Letztes Update am Sa, 08.12.2018 10:03

APAOnlineticker / Tiroler Tageszeitung Onlineausgabe


„Gelbwesten“ versammeln sich in Paris - Großes Polizeiaufgebot



Paris (APA/dpa/AFP) - Mehrere Hundert Demonstranten in gelben Westen haben sich am Samstagmorgen auf der Pariser Prachtstraße Champs-Elysees versammelt. In der gesamten Stadt waren zahlreiche „Gelbwesten“ unterwegs.

In Frankreich wird am Samstag mit schweren Ausschreitungen bei den Protesten der „Gelbwesten“ gerechnet, insbesondere in der Hauptstadt. Ein massives Aufgebot an Sicherheitskräften war im Einsatz. Die Regierung hat landesweit 89.000 Sicherheitskräfte mobilisiert, in Paris sind es 8.000.

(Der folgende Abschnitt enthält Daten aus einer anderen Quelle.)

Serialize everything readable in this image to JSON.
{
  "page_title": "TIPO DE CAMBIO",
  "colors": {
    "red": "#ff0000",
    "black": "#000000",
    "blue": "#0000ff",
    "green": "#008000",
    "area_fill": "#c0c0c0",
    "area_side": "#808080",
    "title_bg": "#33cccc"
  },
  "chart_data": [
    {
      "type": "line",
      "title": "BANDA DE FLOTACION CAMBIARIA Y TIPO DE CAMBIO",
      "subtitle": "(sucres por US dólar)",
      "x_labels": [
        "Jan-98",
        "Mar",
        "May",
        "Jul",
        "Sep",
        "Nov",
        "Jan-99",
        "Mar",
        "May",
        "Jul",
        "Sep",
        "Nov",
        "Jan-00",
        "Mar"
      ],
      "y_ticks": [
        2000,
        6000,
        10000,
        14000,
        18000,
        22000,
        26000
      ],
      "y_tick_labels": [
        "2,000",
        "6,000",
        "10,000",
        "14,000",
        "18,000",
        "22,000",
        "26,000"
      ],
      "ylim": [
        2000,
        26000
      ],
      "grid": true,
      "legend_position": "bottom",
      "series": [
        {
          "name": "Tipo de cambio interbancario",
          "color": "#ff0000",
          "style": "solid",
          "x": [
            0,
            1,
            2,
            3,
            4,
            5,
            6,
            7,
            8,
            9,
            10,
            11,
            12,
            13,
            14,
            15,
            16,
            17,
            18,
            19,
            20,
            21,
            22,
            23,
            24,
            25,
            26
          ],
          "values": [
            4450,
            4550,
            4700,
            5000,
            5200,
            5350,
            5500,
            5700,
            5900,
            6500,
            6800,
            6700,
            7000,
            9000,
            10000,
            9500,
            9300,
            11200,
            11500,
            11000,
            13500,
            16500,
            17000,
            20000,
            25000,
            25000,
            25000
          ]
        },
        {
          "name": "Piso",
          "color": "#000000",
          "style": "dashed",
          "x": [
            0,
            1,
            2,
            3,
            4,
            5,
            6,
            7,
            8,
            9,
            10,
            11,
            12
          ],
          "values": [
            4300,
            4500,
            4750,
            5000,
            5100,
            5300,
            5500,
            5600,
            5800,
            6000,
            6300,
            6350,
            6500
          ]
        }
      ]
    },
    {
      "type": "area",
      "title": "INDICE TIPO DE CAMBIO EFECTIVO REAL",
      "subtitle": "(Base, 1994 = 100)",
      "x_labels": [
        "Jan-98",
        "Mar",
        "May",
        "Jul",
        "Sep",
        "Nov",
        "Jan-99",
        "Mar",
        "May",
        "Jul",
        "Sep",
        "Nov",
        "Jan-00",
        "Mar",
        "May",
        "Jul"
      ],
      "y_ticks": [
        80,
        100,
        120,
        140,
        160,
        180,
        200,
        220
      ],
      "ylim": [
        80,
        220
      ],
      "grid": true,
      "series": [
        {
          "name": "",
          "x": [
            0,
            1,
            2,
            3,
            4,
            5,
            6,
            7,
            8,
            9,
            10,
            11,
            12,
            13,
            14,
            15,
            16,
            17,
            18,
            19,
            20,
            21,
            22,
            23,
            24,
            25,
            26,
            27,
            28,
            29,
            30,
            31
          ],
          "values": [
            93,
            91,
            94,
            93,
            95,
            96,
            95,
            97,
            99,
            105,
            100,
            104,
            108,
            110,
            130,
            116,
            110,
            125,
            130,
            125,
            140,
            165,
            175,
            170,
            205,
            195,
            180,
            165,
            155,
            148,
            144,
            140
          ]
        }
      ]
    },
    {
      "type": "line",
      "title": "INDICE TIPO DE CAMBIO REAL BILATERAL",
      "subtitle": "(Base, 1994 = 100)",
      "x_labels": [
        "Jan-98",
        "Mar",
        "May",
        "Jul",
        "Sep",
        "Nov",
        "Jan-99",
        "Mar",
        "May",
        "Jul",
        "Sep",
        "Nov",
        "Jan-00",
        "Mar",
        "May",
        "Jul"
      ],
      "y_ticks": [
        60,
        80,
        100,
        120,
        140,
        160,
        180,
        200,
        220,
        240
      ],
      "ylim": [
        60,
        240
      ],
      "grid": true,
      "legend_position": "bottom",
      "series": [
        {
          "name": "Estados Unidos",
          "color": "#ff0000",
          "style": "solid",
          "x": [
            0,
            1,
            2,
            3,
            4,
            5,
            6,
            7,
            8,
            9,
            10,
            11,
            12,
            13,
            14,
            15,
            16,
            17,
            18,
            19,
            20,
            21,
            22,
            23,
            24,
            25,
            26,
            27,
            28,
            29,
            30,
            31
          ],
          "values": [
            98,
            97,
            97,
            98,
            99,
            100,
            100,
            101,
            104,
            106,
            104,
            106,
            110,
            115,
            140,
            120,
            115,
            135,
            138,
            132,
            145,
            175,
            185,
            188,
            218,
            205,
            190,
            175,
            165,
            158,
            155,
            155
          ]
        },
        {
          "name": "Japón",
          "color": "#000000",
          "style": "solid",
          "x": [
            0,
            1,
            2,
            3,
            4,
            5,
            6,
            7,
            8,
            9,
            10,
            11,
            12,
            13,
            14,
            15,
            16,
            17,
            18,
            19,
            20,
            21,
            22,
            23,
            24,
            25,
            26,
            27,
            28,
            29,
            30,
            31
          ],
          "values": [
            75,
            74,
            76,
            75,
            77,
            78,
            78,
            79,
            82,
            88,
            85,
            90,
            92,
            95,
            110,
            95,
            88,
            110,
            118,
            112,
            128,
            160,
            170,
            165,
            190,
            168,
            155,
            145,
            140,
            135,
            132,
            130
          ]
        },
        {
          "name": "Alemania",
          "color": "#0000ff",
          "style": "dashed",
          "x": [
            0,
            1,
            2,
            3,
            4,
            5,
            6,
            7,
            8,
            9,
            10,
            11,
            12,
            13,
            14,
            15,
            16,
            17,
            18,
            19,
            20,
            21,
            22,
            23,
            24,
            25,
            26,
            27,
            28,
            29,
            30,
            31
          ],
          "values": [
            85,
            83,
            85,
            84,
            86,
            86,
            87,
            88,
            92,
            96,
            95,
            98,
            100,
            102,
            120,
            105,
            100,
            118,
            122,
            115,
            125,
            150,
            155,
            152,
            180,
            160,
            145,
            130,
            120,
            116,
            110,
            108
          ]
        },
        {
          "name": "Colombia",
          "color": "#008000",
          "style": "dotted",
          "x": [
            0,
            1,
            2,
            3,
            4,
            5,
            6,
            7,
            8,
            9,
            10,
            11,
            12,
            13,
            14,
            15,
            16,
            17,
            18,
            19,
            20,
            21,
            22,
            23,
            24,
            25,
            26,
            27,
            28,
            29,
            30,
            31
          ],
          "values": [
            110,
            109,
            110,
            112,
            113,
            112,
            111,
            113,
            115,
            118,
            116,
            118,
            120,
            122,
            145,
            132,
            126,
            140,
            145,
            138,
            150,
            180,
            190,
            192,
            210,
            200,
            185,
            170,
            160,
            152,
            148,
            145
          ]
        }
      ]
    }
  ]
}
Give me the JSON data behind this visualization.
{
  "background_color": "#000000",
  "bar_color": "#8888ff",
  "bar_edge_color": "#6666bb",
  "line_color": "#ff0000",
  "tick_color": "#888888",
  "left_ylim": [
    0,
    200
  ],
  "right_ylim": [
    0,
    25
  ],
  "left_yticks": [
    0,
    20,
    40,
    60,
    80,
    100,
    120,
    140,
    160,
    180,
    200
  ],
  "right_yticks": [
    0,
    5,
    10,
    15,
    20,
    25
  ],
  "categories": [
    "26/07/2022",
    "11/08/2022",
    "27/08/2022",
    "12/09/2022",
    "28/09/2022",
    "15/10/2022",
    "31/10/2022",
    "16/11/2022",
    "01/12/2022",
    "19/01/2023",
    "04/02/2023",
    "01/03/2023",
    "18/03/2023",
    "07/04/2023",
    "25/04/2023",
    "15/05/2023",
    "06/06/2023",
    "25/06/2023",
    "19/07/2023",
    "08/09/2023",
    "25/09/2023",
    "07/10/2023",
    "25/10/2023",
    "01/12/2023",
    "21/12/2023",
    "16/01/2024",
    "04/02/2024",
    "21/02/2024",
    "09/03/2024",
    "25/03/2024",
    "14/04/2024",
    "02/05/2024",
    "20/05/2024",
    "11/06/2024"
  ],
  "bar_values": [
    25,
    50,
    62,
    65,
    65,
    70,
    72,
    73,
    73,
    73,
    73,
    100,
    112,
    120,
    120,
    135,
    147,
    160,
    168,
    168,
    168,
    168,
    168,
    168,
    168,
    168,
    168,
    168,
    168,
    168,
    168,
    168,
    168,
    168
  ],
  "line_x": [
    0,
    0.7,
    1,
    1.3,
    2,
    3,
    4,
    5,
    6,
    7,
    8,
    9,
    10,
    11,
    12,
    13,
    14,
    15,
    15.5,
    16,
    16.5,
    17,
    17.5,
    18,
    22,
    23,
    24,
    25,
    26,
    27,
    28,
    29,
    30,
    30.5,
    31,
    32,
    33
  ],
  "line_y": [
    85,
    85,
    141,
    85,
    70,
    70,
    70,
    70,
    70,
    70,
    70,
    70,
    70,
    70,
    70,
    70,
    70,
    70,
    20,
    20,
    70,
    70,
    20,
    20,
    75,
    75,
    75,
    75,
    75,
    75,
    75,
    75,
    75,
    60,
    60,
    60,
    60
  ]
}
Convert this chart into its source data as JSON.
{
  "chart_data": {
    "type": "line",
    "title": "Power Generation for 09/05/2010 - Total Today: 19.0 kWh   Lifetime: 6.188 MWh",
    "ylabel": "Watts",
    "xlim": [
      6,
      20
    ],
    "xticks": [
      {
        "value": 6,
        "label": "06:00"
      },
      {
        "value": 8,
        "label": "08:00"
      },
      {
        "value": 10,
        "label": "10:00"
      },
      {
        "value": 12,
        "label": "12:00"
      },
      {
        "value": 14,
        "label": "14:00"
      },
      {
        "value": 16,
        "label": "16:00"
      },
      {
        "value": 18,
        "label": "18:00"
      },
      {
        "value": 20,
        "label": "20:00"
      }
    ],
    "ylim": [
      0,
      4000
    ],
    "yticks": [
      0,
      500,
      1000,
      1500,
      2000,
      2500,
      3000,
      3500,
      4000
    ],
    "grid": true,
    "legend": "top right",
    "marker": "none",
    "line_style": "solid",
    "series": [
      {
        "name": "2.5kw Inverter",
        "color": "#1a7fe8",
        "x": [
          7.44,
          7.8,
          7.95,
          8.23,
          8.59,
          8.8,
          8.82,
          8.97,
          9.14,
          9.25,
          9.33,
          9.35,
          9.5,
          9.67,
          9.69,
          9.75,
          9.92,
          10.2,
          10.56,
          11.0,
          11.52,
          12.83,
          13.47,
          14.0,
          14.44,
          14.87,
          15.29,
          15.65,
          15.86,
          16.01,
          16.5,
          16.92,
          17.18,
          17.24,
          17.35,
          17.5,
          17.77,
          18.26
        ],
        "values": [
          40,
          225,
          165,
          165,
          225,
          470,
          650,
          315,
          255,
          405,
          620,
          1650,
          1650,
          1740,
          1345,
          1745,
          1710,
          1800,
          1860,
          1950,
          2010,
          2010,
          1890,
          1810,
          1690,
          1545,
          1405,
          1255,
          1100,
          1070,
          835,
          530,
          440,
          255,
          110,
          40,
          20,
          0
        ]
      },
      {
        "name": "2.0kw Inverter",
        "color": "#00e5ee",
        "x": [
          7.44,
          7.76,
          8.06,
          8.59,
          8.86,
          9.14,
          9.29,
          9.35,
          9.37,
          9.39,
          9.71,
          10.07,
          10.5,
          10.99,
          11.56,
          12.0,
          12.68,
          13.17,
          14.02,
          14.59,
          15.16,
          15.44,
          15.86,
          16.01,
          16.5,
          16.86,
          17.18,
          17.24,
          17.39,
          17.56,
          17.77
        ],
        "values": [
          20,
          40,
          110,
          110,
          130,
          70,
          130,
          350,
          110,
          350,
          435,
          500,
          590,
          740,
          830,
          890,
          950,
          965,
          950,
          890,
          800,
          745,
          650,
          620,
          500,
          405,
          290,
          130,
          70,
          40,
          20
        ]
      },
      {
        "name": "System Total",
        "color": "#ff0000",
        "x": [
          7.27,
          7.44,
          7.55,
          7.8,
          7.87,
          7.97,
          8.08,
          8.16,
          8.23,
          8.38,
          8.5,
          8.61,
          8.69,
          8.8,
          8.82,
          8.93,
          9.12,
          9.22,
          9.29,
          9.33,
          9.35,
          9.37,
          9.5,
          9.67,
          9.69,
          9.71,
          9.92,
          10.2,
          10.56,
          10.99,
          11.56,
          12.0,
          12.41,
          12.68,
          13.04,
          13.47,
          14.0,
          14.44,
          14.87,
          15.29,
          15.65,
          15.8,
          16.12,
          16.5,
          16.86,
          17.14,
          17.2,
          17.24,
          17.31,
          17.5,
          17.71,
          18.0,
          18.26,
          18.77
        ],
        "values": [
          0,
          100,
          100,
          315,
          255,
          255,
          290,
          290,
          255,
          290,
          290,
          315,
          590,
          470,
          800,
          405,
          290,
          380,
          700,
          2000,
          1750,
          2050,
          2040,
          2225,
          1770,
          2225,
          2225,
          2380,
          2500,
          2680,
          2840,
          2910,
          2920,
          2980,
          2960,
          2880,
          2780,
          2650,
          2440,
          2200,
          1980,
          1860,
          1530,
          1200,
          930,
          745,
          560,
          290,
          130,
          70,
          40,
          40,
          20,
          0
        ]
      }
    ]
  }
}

Die Polizei kontrollierte Taschen und Rucksäcke von Passanten. Etliche Geschäfte im Zentrum der Stadt waren aus Furcht vor Chaos und Plünderungen nicht geöffnet, viele von ihnen hatten ihre Schaufenster verbarrikadiert. Pariser Touristen-Attraktionen wie Eiffelturm und Louvre bleiben geschlossen. Zudem bleiben 36 Stationen der U-Bahn und der Vorortbahnen RER geschlossen. Rund 50 Buslinien wurden unterbrochen oder umgeleitet.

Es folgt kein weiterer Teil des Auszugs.